The effort this year began May 22 and will take place at the Loudon Splash Pad and Pool to get more consistent foot traffic.
“We had a couple of times we went out to apartment complexes where we might have had one or two families and in some cases they were away but many cases they were down here either taking lessons or they were just down here spending the day at the pool,” Heather Watson, FLMS LAUNCH coordinator, said. “So we figured we’d come Wednesdays, the summer feeding program is from 12:30 to 1 (p.m.), so we thought we could combine with parents coming in they could walk by with their kids or they can come down when it’s time for lunch. Just kind of combine the two activities together.”
So far it appears to have worked, Jeana Gray, FLMS STEM teacher, said.
“I can tell you that there’s way more traffic today than there was last week,” Gray said. “When we would go out to the community, we would set up at the different apartment complexes it would depend on which complex we were at, but we wouldn’t have nearly this much traffic. So we came to where the kids are.”
Families walked up to the crates of books largely afforded through a grant and community donations. Some youth immediately found the book they wanted, while others took their time. Then-FLMS principal Christie Amburn secured a $1,200 grant last year to help purchase books.
Entering its third year, Watson hopes the book mobile helps youth maintain a thirst for reading and learning while school is out.
“With children it’s important to keep them up to a certain level so they don’t slide back,” she said. “Like up on the school on Tuesdays and Thursdays we’re having ... an academy for children who are identified who need extra math and extra reading support. So they can come on Tuesdays and Thursdays for free and we’ve got some learning games to support that math and those reading needs. Here we’re just trying to provide bubble gum for the brain. We want you to find something that you can read for fun. It’s not high tech.
“We’re going to be here every Wednesday,” she added. “If you don’t like the book, bring it back, we can swap it out, as well as giving them some sort of science activity that then the parents can take home.”

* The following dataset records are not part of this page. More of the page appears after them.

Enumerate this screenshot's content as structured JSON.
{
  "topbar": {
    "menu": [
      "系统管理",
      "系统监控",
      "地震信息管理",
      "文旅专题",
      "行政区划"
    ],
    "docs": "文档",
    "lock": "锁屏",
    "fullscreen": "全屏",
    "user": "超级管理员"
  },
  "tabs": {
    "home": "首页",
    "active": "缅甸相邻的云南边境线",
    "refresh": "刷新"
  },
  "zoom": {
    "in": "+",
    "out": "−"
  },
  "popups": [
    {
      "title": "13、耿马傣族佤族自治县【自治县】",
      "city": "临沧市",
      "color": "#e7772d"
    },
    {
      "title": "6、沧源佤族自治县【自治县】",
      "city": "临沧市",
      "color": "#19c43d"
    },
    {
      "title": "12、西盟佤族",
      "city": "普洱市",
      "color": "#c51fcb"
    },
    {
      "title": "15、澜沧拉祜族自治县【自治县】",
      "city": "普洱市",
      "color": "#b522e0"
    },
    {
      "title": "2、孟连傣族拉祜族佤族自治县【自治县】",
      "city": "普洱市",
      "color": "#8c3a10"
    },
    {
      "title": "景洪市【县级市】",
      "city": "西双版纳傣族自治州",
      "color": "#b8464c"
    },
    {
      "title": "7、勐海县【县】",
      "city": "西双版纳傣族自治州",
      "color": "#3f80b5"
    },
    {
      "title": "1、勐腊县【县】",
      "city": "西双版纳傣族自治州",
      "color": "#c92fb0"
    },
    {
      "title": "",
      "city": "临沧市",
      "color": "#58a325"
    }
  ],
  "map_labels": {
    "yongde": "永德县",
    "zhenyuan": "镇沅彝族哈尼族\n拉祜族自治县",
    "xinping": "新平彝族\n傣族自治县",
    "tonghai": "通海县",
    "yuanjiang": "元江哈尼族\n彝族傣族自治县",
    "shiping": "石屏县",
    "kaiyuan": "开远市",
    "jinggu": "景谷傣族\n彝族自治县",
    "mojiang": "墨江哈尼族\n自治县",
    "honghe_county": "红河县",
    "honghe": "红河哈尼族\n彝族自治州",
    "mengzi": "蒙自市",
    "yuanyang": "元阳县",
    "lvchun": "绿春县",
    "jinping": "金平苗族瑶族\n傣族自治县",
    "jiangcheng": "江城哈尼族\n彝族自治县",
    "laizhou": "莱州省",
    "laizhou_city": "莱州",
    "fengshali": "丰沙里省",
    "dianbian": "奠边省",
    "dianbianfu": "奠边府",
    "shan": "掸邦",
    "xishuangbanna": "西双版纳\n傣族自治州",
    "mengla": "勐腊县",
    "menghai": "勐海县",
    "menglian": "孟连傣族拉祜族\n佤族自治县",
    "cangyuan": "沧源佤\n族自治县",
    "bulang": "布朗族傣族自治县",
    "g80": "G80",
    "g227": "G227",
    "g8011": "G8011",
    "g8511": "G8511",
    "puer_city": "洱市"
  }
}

Activities could include engineering and design challenges, rocks and minerals, coding and 101 uses of duct tape, which Gray jokingly said has been a favorite. STEM backpacks are also available for weekly checkouts that include learning activities families can do at home.

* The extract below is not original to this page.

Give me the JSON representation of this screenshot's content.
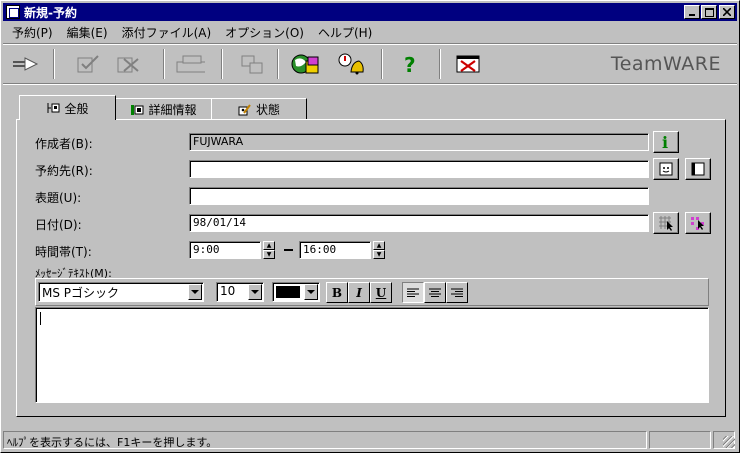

Families played with bubbles and made bubble snakes at the pool.
“Every time we have an activity we try to make it STEM-based,” Gray said. “So here we’re comparing and contrasting homemade bubbles versus store-bought bubbles, and then the students get to make a bubble snake. So they’re comparing and contrasting the two types of bubbles. Every week we have a different activity, like last week we focused on circuits. ... We used snap circuits and the students — it’s a sixth-grade standard — are trying to make a simple or parallel circuit using snap circuits. So they’re making a fan work or a light bulb light up, something like that.

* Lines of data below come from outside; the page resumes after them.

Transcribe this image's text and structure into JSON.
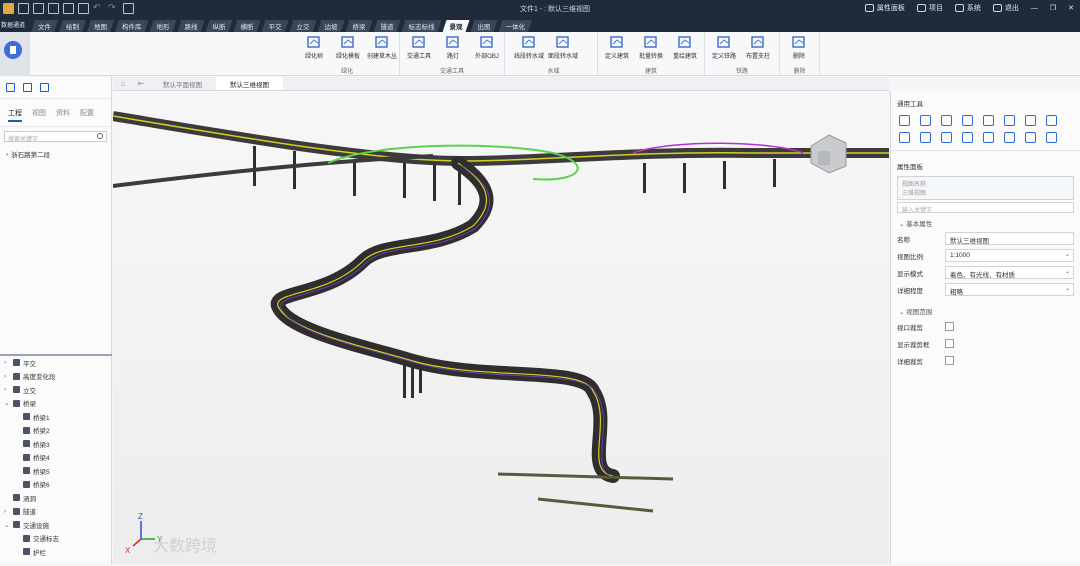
{
  "window": {
    "title": "文件1 - : 默认三维视图",
    "user_label": "退出",
    "props_label": "属性面板",
    "project_label": "项目",
    "system_label": "系统"
  },
  "tabs": [
    "数据通道",
    "文件",
    "绘制",
    "地图",
    "构件库",
    "地形",
    "路线",
    "纵断",
    "横断",
    "平交",
    "立交",
    "边坡",
    "桥梁",
    "隧道",
    "标志标线",
    "景观",
    "出图",
    "一体化"
  ],
  "active_tab": "景观",
  "ribbon": {
    "groups": [
      {
        "label": "绿化",
        "buttons": [
          "绿化树",
          "绿化模板",
          "创建草木丛"
        ]
      },
      {
        "label": "交通工具",
        "buttons": [
          "交通工具",
          "路灯",
          "外部OBJ"
        ]
      },
      {
        "label": "水域",
        "buttons": [
          "线段转水域",
          "面段转水域"
        ]
      },
      {
        "label": "建筑",
        "buttons": [
          "定义建筑",
          "批量转换",
          "重绘建筑"
        ]
      },
      {
        "label": "铁路",
        "buttons": [
          "定义铁路",
          "布置支柱"
        ]
      },
      {
        "label": "删除",
        "buttons": [
          "删除"
        ]
      }
    ]
  },
  "sidebar": {
    "tabs": [
      "工程",
      "视图",
      "资料",
      "配置"
    ],
    "active": "工程",
    "search_placeholder": "搜索关键字",
    "tree_root": "浙石路第二段",
    "lower": [
      {
        "label": "平交",
        "level": 0,
        "arrow": ">"
      },
      {
        "label": "高度变化段",
        "level": 0,
        "arrow": ">"
      },
      {
        "label": "立交",
        "level": 0,
        "arrow": ">"
      },
      {
        "label": "桥梁",
        "level": 0,
        "arrow": "v"
      },
      {
        "label": "桥梁1",
        "level": 1,
        "arrow": ""
      },
      {
        "label": "桥梁2",
        "level": 1,
        "arrow": ""
      },
      {
        "label": "桥梁3",
        "level": 1,
        "arrow": ""
      },
      {
        "label": "桥梁4",
        "level": 1,
        "arrow": ""
      },
      {
        "label": "桥梁5",
        "level": 1,
        "arrow": ""
      },
      {
        "label": "桥梁6",
        "level": 1,
        "arrow": ""
      },
      {
        "label": "涵洞",
        "level": 0,
        "arrow": ""
      },
      {
        "label": "隧道",
        "level": 0,
        "arrow": ">"
      },
      {
        "label": "交通设施",
        "level": 0,
        "arrow": "v"
      },
      {
        "label": "交通标志",
        "level": 1,
        "arrow": ""
      },
      {
        "label": "护栏",
        "level": 1,
        "arrow": ""
      }
    ]
  },
  "doc_tabs": [
    "默认平面视图",
    "默认三维视图"
  ],
  "active_doc": "默认三维视图",
  "right_panel": {
    "tools_title": "通用工具",
    "props_title": "属性面板",
    "view_name_box": "视图名称\n三维视图",
    "search_placeholder": "输入关键字",
    "section_basic": "基本属性",
    "props": [
      {
        "k": "名称",
        "v": "默认三维视图",
        "dd": false
      },
      {
        "k": "视图比例",
        "v": "1:1000",
        "dd": true
      },
      {
        "k": "显示模式",
        "v": "着色、有光线、有材质",
        "dd": true
      },
      {
        "k": "详细程度",
        "v": "粗略",
        "dd": true
      }
    ],
    "section_range": "视图范围",
    "checks": [
      "视口裁剪",
      "显示裁剪框",
      "详细裁剪"
    ]
  },
  "watermark": "大数跨境",
  "axes": {
    "x": "X",
    "y": "Y",
    "z": "Z"
  }
}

“... Anytime a student compares and contrasts, they’re seeing how things are similar and how they’re different,” she added. “So it engages their brain into thinking. It’s a thinking skill, and allows them to process things scientifically.”
The Big Red Book Mobile will meet 11:30 a.m.-1:30 p.m. Wednesdays through July 17 at the Loudon pool.
“Anytime we try to involve literacy and science application and mesh them together,” Gray said. “So, for example, in every one of our STEM backpacks, there’s a literacy component of reading and writing to kind of grow the whole child and not just focus on one area. ... They’re learning in a fun way.”